On March 12, 1986, Victoria Barletta had gotten up early, jogged three miles around the campus, showered, attended a 9 a.m. class in advanced public relations, met her boyfriend at a breakfast shop near Mark Light Field, then bicycled to an 11 a.m. seminar on the history of television news. Afterwards, Vicky went back to the Alpha Chi Omega house, changed into jeans, sneakers, and a sweatshirt, and asked a sorority sister to give her a lift to a doctor’s appointment in South Miami, only three miles from the university.

The appointment was scheduled for 1:30 p.m. at a medical building called the Durkos Center. As Vicky got out of the car, she instructed her friend to come back at about 5 p.m.and pick her up. Then she went inside and got a nose job and was never seen again.

According to a doctor and a nurse at the clinic, Vicky Barletta left the office at about 4:50 p.m. to wait on the bus bench out front for her ride back to campus. Her face was splotched, her eyes swollen to slits, and her nose heavily bandaged-not exactly a tempting sight for your average trolling rapist, Timmy Gavigan had pointed out.

Still, they both knew better than to rule it out. One minute the girl was on the bench, the next she was gone.

Three county buses had stopped there between 4:50 and 5:14 p.m., when Vicky’s friend finally arrived at the clinic.
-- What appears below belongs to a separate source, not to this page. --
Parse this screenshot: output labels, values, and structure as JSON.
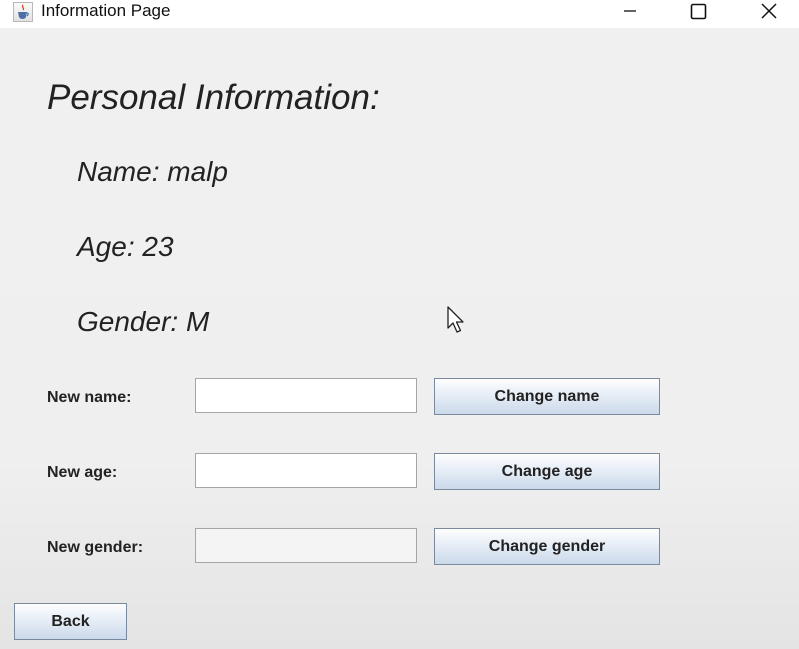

None of the bus drivers remembered seeing a woman with a busted-up face get on board.

So the cops were left to assume that somebody snatched Victoria Barletta off the bus bench moments after she emerged from the Durkos Center.

The case was treated like a kidnapping, though Gavigan and Stranahan suspected otherwise. The Barlettas had no money and no access to any; Vicky’s father was half-owner of a car wash in Evanston, Illinois. Aside from a couple of cranks, there were no ransom calls made to the family, or to the police. The girl was just plain gone, and undoubtedly dead.